Tuesday, August 29, 2017

How the Right Embraces Climate Change

If you believe the science, and even the least sensationalistic predictions of what global warming will do in the 21st century, then you also believe that people on all points of the political spectrum will eventually come to accept the reality of human-caused climate change.

The questions is, how do conservatives get there? After years of denial, hostility and obstruction, how will those on the right manage to fold this particular piece of reality into their worldview?

I think a clue to this process can be seen in the evolution of the right’s thinking about the Iraq War. Back in the 2000s, of course, opposition to our invasion, occupation and mismanagement of Iraq was central to the politics of the left and a core point of division between red and blue. Those who opposed the war were, to many Bush supporters, unpatriotic, terrorist-loving traitors. To Democrats, the war was an immoral, unnecessary war of choice spilling horrific amounts of blood and treasure, while doing nothing to prevent the spread of terrorism. These contrasting narratives largely defined the 2004 (Bush-Kerry) presidential election.

Today, in 2017, we have a conservative, populist president who campaigned on retroactive opposition to the Iraq War (even claiming—falsely—he was against it from the beginning), voted into office by legions of former Bush supporters who now seem to feel about Iraq largely the way Kerry supporters did 13 years ago. How does this happen?

Selective memory and a re-ordering of the significance of events to support a revised narrative.
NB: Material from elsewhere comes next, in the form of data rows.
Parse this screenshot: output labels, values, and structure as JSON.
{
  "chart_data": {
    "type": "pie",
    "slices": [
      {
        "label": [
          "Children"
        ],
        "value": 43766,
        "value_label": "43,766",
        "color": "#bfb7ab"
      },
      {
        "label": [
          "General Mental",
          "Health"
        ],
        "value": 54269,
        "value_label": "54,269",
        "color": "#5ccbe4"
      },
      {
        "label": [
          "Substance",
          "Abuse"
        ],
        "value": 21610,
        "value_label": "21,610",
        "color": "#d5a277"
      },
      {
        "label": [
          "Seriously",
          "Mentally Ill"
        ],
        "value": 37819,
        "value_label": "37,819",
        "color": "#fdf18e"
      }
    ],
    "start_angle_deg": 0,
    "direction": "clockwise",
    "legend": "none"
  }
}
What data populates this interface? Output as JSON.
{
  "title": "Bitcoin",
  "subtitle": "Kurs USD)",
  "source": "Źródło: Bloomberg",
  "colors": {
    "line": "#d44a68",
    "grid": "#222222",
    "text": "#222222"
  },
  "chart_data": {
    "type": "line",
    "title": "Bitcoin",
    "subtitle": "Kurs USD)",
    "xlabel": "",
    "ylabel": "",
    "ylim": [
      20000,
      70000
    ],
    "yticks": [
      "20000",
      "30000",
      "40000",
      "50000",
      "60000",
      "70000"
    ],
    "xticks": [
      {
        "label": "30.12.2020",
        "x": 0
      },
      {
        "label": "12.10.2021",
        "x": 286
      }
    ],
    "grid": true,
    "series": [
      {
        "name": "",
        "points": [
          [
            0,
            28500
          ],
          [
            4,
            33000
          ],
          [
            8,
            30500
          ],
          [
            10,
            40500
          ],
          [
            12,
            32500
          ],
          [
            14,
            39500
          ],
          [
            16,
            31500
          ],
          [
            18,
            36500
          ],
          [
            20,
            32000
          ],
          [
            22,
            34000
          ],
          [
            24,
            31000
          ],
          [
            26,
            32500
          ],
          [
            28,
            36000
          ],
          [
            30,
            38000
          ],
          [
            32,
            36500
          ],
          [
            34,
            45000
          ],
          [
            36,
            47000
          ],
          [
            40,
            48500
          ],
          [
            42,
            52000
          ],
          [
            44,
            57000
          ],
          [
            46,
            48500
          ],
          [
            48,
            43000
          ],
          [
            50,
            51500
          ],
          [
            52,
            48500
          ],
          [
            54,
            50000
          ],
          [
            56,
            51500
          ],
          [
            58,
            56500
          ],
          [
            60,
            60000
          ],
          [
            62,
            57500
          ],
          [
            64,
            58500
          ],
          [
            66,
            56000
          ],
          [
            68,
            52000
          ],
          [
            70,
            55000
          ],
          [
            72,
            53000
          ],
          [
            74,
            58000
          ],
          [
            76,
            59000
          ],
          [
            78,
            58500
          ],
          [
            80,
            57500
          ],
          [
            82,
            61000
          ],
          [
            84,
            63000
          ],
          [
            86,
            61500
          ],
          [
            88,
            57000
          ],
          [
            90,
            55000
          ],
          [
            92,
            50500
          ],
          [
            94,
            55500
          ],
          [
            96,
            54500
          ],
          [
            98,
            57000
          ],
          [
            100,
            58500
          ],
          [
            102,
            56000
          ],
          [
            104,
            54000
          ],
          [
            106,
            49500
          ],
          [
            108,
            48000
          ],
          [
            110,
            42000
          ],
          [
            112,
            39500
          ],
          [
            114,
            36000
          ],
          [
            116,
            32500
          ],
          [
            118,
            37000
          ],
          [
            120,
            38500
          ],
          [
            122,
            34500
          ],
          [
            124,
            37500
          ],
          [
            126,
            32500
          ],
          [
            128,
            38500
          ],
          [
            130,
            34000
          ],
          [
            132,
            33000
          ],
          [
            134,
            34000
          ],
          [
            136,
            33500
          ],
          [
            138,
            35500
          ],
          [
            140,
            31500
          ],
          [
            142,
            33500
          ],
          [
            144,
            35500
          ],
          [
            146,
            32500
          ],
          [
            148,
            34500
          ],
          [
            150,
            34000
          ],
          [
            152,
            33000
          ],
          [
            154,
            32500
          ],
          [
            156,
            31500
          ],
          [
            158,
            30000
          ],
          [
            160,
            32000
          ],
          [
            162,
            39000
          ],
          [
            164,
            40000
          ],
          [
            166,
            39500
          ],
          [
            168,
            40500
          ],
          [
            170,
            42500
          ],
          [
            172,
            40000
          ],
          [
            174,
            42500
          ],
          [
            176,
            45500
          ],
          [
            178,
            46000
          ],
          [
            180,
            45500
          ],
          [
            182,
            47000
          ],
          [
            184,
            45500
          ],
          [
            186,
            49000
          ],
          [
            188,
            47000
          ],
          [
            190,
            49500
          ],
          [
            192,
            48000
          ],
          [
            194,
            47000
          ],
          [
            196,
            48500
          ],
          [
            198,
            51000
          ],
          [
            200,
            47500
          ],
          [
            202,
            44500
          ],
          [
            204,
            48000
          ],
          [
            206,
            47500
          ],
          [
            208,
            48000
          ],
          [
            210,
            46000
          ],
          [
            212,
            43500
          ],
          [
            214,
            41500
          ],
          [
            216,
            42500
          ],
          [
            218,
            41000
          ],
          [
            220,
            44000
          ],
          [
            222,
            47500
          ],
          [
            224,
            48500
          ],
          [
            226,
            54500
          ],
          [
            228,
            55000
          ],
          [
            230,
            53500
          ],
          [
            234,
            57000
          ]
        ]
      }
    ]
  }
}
Today, the populist right has embraced the idea that Iraq was part of a globalist political philosophy that runs through mainstream Republican and Democratic thinking. Iraq, they believe, stains Democrats as much as Republicans.

The primary evidence is the bipartisan “yes” vote in Congress in October 2002 authorizing military action against Saddam Hussein. Forgotten is the mountain of false and distorted intelligence put out by the Bush administration at the time to convince Congress that Hussein harbored weapons of mass destruction; the subsequent opposition to the war by mainstream Democratic politicians; the extreme unlikelihood that the war ever would have happened with a Democrat in the White House in 2003; and—most importantly—the strong grassroots opposition to the war among leftists and moderates which began in the run-up to the invasion and only strengthened as the war progressed, and the failure of the grassroots right to pull their support, even after no WMDs were found and Bush’s “mission accomplished” turned into a quagmire.

So how does this work for climate change? Via the Future Right’s downplaying of Al Gore and left-wing environmental activism, Obama’s support of climate accords and those on the left (and moderate right) supporting policies like a carbon tax, and instead putting the focus on the forces of globalization and the political elite’s failure to act for reasons of economic self-interest. “Look at all the money given to Democrat [sic] politicians back in the twenty-teens by [insert carbon-emitting multinational],” they’ll say. It will be a much harder sell, given the very clear history of the right standing in the way of progress on climate, but I think they will try to pull it off.

Some might say it doesn’t matter how conservatives get there, as long as they get there. Let them have their own version of history, if that helps. But the problem, as with Iraq, is how much damage is done before they make that leap—and in this case, much of it may be irreversible.

How can the Current Left help them along? By doing what they can to de-politicize the climate debate. The fate of our planet (and species) should not be a political shibboleth, and if the right will cling fiercely (for now) to climate change denial as a cultural and philosophical touchstone, the left must try to loosen that grip by not using environmentalism as a political bludgeon.

Friday, August 18, 2017

The ACLU and Holding the Line on Speech Protections

In the wake of the violence in Charlottesville this week, some are calling on the ACLU to rethink its historic commitment to defending free speech across the political spectrum, regardless of the unpopularity or offensiveness of the message. The best way to ensure an equal voice for disenfranchised groups, it is argued, is for the ACLU to consider power dynamics and historical context when choosing whose First Amendment rights to defend.

I have a hard time with this position. It’s untenable to ask the ACLU to choose which political speech is worth protecting under the law and which isn’t. Free speech is not like housing or education or health care, where law and policy can be doctored to level the playing field; it’s the fundamental bedrock of democracy and civil society.

Even the perception that legal means are being used to amplify some people’s speech and suppress others’ (whether aimed right or left) is politically destabilizing and promotes radicalization. The alt-right, while not members of a historically disenfranchised group, already see themselves as marginalized victims of a liberal establishment. It’s important for the ACLU to maintain its historic stance as nonpartisan defender of civil rights.

Then there is the generalized erosion of public space, leaving us with fewer and fewer neutral forums for demonstration and debate. With private entities such as Twitter and Google blocking content as they please, now is not the time to weaken or bifurcate speech rights.

We should instead focus on, and support, all the ACLU does to promote freedom of expression, voting rights, criminal justice reform, religious freedom and the separation of church and state.